All ETDs from UAB

Advisory Committee Chair

Elizabeth Gerdner

Advisory Committee Members

Curt E Harper

Amanda Stafford

Document Type


Date of Award


Degree Name by School

Master of Science (MS) College of Arts and Sciences


Oral fluid (OF) drug testing has been expanded to laboratory evidentiary confirmation testing in driving under the influence (DUI) cases. OF samples are collected by officers at the roadside using collection devices such as the Quantisal® device. Tetrahydrocannabinol (Δ9-THC) was the most prevalent drug in Alabama DUI casework in 2022. Δ9-THC remains a Schedule I drug in Alabama and federally. Current validated targets in cannabinoid oral fluid testing include Δ9-THC, Δ8-THC, 9R-Δ10-THC, 9S-Δ10-THC 11-hydroxy-Δ9-THC (THC-OH), 11-nor-9-carboxy-Δ9-THC (THC-OOH), cannabigerol (CBG), cannabidiol (CBD), and cannabinol (CBN). Due to the 2018 Farm Bill, cannabinoids derived from hemp with a Δ9-THC concentration less than 0.3% are legal in Alabama. This has caused novel cannabinoids such as tetrahydrocannabinol-acetate (THC-O) and tetrahydrocannabiphorol (THC-P) to be manufactured and sold legally. Methods need to be developed to ensure these legal cannabinoids can be distinguished from Δ9-THC during confirmatory testing. This study validated THC-O and THC-P to add to the oral fluid extraction method in use at the Alabama Department of Forensic Sciences (ADFS). Understanding cannabinoid stability is important as it is common for long periods of time to pass between collection of a sample and analysis. Several factors affect cannabinoid stability such as storage temperature, light conditions, and volume of solution a drug is in. This study examined how cannabinoid stability is affected when oral fluid samples are stored at 20°C (room temperature), 4°C (refrigeration), -20°C, or in the trunk of a car at varying time points. Samples were also subjected to different light conditions during storage. Δ9-THC concentrations were considered stable if the concentration at time of reanalysis was within 20% of the initial concentration.

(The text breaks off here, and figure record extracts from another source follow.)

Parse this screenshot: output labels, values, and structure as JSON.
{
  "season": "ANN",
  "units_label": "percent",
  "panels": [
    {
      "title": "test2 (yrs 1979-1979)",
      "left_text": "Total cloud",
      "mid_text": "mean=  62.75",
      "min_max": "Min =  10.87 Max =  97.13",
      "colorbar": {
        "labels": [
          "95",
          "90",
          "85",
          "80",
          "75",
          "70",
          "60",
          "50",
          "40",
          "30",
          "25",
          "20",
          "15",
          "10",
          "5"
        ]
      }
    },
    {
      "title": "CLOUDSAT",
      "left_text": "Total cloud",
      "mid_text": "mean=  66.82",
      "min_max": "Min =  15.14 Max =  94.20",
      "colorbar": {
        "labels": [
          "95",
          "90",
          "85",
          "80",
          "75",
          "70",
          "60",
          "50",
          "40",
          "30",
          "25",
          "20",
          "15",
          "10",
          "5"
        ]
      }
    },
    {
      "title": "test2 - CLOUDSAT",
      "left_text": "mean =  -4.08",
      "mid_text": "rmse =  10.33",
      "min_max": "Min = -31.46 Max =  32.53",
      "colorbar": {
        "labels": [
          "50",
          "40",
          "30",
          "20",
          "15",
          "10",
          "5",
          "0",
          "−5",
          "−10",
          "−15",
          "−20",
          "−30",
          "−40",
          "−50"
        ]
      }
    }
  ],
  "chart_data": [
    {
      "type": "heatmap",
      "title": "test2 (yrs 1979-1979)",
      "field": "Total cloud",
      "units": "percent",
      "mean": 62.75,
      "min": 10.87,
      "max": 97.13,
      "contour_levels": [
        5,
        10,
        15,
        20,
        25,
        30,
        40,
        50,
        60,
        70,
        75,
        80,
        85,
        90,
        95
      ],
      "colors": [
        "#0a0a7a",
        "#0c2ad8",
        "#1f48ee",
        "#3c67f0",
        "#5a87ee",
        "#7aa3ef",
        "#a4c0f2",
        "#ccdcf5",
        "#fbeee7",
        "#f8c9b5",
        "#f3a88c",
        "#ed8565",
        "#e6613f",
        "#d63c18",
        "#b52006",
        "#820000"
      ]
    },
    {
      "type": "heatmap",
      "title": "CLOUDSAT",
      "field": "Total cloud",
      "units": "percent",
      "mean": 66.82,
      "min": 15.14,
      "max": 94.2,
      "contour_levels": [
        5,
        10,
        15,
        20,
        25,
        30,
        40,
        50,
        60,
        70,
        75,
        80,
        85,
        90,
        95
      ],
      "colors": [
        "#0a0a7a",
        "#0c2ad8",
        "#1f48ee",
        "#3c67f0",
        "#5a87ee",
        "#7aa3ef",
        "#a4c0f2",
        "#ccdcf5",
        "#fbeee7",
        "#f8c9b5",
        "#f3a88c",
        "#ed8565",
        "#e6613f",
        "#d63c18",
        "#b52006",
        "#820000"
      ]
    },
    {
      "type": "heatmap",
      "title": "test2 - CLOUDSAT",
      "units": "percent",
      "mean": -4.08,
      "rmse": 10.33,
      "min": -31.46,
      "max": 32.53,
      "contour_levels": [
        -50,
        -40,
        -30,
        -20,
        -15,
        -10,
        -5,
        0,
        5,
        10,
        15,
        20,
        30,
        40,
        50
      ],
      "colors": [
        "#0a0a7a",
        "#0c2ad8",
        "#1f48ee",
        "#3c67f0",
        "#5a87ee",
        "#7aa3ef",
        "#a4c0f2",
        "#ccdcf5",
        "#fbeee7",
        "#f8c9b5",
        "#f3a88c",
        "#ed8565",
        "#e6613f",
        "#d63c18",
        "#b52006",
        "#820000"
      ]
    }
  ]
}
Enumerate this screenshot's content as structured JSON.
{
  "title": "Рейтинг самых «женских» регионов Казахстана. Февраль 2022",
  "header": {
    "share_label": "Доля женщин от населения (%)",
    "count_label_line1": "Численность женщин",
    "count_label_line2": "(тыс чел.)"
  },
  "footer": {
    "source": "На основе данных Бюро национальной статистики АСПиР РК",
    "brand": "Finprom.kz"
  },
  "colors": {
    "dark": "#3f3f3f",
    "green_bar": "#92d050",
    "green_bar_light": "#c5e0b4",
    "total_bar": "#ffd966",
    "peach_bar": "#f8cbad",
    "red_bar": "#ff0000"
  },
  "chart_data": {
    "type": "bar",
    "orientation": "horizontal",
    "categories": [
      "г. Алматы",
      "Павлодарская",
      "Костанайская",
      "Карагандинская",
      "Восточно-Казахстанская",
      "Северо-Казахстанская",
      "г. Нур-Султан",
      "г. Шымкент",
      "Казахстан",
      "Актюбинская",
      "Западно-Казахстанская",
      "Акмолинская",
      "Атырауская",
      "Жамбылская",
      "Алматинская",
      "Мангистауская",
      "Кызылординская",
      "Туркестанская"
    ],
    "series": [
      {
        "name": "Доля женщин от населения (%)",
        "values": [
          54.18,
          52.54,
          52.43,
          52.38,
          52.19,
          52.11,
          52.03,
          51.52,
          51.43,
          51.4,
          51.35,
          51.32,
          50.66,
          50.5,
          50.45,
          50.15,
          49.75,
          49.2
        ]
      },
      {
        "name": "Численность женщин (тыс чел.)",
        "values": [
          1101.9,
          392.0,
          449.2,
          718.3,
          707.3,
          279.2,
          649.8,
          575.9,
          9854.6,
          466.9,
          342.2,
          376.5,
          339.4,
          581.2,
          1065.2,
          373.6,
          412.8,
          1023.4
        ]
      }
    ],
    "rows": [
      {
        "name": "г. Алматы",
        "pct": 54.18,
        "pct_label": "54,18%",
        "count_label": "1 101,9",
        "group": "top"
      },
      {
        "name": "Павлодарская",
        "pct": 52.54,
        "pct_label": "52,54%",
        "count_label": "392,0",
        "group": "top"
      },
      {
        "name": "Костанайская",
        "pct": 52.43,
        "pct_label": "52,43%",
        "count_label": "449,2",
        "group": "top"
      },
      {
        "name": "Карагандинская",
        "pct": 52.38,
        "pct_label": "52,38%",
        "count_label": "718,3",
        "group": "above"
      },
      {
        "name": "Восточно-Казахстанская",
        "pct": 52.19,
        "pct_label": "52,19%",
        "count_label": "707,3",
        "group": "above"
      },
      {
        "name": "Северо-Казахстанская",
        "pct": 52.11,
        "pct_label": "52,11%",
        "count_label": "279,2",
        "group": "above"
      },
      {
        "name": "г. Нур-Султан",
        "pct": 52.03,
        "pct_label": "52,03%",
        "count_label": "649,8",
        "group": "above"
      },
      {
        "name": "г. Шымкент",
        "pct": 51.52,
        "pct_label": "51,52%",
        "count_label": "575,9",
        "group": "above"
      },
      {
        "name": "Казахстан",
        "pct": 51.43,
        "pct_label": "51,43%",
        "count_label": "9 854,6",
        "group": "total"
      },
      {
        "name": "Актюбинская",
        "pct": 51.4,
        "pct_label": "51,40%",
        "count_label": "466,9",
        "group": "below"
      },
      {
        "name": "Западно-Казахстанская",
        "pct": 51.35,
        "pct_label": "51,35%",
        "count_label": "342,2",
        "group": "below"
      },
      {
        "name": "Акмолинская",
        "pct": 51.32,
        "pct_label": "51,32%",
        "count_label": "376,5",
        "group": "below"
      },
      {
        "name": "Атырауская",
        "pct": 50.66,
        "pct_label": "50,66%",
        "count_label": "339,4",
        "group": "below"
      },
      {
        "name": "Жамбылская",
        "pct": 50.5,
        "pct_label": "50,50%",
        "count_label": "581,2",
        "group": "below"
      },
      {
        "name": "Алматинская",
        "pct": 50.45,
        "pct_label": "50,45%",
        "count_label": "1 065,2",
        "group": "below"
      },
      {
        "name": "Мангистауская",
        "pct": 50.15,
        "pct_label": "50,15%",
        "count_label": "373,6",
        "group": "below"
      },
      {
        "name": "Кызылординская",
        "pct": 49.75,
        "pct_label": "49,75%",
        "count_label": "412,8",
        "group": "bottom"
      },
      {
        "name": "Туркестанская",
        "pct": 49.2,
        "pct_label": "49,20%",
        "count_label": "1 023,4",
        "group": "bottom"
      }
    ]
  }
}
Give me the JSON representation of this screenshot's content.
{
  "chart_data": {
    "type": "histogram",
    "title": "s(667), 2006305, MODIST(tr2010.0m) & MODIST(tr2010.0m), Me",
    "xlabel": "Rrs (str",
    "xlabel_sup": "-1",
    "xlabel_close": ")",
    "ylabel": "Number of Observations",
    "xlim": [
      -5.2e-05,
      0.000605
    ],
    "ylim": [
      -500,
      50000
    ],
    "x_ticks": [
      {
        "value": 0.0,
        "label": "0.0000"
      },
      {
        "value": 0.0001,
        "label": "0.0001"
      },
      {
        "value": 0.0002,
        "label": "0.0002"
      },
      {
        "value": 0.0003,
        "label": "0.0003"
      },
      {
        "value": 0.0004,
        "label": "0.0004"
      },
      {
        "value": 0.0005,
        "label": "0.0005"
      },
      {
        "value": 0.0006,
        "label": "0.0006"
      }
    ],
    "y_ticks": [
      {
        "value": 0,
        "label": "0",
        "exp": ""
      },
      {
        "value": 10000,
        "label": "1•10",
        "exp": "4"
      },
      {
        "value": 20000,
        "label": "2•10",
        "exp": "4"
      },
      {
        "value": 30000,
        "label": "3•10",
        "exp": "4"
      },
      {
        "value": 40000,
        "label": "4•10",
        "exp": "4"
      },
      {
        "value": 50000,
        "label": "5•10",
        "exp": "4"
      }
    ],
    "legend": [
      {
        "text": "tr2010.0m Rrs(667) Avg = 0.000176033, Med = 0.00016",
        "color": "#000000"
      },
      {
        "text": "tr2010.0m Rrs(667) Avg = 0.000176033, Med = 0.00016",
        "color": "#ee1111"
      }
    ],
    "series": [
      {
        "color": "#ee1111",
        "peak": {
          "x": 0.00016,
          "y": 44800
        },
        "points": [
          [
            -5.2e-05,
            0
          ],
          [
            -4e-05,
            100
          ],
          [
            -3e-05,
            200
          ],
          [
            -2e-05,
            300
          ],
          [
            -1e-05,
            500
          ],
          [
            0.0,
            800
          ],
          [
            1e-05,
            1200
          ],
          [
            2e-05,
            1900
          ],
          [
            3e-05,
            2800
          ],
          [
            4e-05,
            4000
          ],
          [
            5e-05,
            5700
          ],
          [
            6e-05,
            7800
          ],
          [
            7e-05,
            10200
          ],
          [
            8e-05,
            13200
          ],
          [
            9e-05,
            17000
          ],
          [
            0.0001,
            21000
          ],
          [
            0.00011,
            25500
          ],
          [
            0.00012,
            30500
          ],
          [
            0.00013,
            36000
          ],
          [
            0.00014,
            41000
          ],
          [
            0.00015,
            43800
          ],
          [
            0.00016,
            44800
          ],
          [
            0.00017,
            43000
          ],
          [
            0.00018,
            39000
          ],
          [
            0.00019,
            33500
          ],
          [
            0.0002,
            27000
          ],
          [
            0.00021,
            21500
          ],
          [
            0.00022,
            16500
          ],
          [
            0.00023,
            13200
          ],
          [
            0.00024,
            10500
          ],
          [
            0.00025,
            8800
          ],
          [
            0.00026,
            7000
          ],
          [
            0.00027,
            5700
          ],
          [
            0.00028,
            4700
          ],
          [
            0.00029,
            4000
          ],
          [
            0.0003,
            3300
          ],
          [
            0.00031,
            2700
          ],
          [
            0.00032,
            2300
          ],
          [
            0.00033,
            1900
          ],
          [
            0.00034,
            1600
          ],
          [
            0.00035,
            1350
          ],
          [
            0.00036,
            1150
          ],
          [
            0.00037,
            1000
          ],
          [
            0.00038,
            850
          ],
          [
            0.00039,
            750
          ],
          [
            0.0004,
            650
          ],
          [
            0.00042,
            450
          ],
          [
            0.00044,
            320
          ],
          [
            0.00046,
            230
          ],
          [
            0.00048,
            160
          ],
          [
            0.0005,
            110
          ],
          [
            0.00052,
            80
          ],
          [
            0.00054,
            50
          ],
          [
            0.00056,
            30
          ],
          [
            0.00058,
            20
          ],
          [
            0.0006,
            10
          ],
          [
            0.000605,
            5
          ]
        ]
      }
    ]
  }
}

Average Δ9-THC concentrations in OF remained stable after one month when samples were stored at 4°C or -20°C. Samples did not remain stable at 4°C when exposed to light or when samples were at low volumes prior to analysis. Storing samples in the trunk of a car led to Δ9-THC instability after one week of storage at 31°C. Samples were stable in glass and plastic. Quantisal® buffer was stable when stored at 32°C for seven days prior to collection of OF.